Advances in interface fracture mechanics

Many engineering applications involve the use of layered materials. Interface fracture, however, is a major concern. It is therefore essential to know the mechanics of interface fracture to reliably predict performance and lifetime, give confidence, demonstrate compliance, etc. It is also essential to be able to conduct and post-process experiments to determine interface strength material properties, to know the intrinsic resistance against interface fracture. This paper presents the latest advances in interface fracture mechanics, developed by the authors, which address these essential requirements in various applications.
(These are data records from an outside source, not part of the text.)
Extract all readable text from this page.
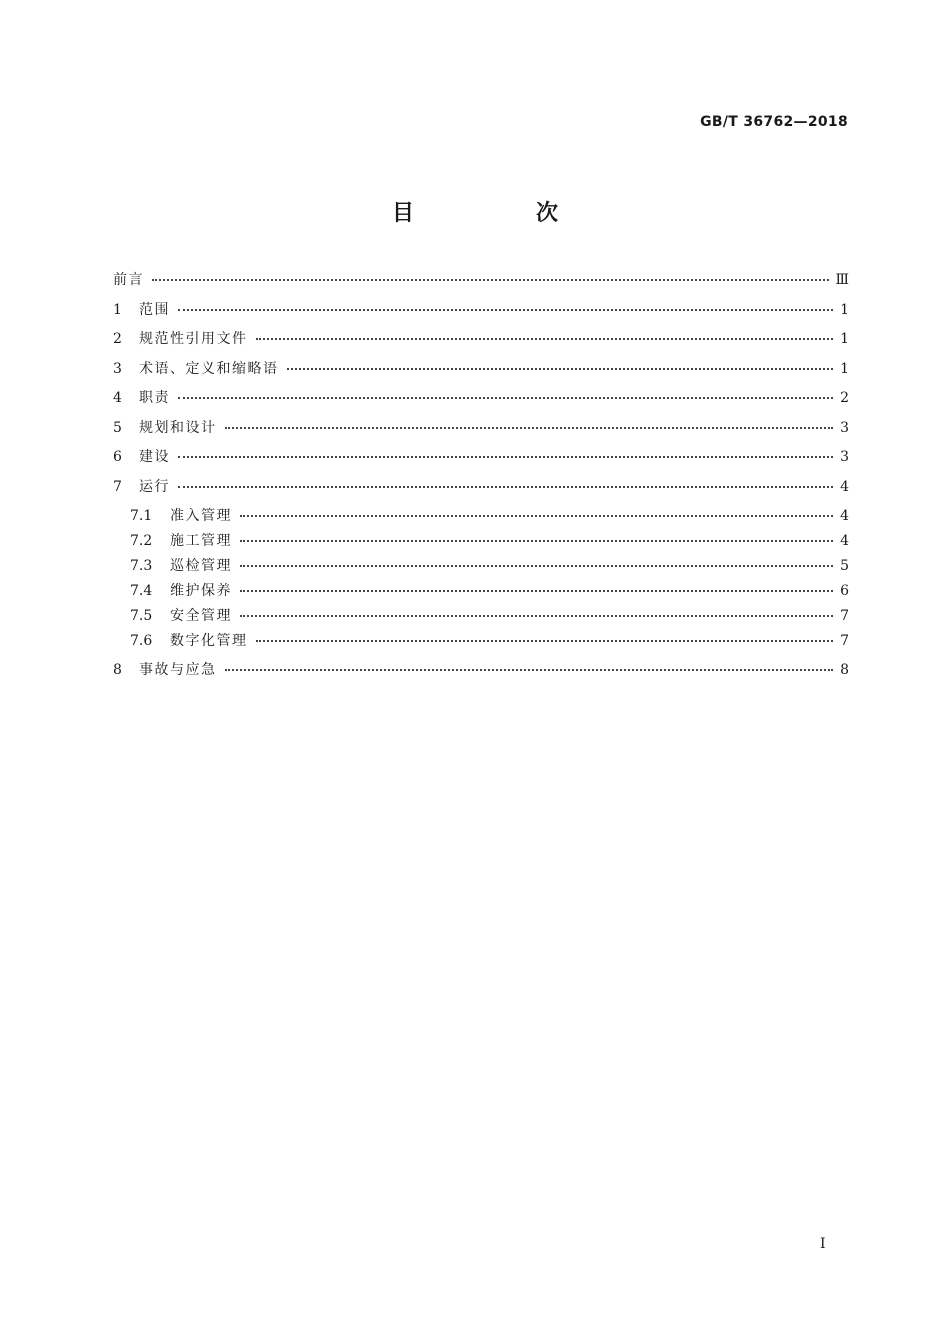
GB/T 36762—2018
目　次
前言	Ⅲ
1	范围	1
2	规范性引用文件	1
3	术语、定义和缩略语	1
4	职责	2
5	规划和设计	3
6	建设	3
7	运行	4
7.1	准入管理	4
7.2	施工管理	4
7.3	巡检管理	5
7.4	维护保养	6
7.5	安全管理	7
7.6	数字化管理	7
8	事故与应急	8
Ⅰ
In particular, the coverage includes the latest developments of thin film and thermal barrier coating (TBC) blister mechanics; pockets of energy concentration (PECs), which are a newly discovered sub-critical blister mechanism; and the new theory of dynamic interfacial fracture. A reliable condition that must be satisfied for blisters to form is demonstrated and validated across an extensive review of experimental results in the literature. The derived blister mechanics theories can accurately determine blister morphology for a range of blister types, or by reversing the calculation, determine interface fracture toughness based on blister dimensions. The mechanism of PECs and their capability to drive subcritical nucleation and propagation has been demonstrated through finite-element method (FEM) simulation. And the delamination propagation speed-dependent energy release rate (ERR) of a fracture under high loading rates, including the effect of vibration, can be calculated, and used to determine the delamination initiation toughness (DIT) and the delamination arrest toughness (DAT), based on experimental measurements of delamination length.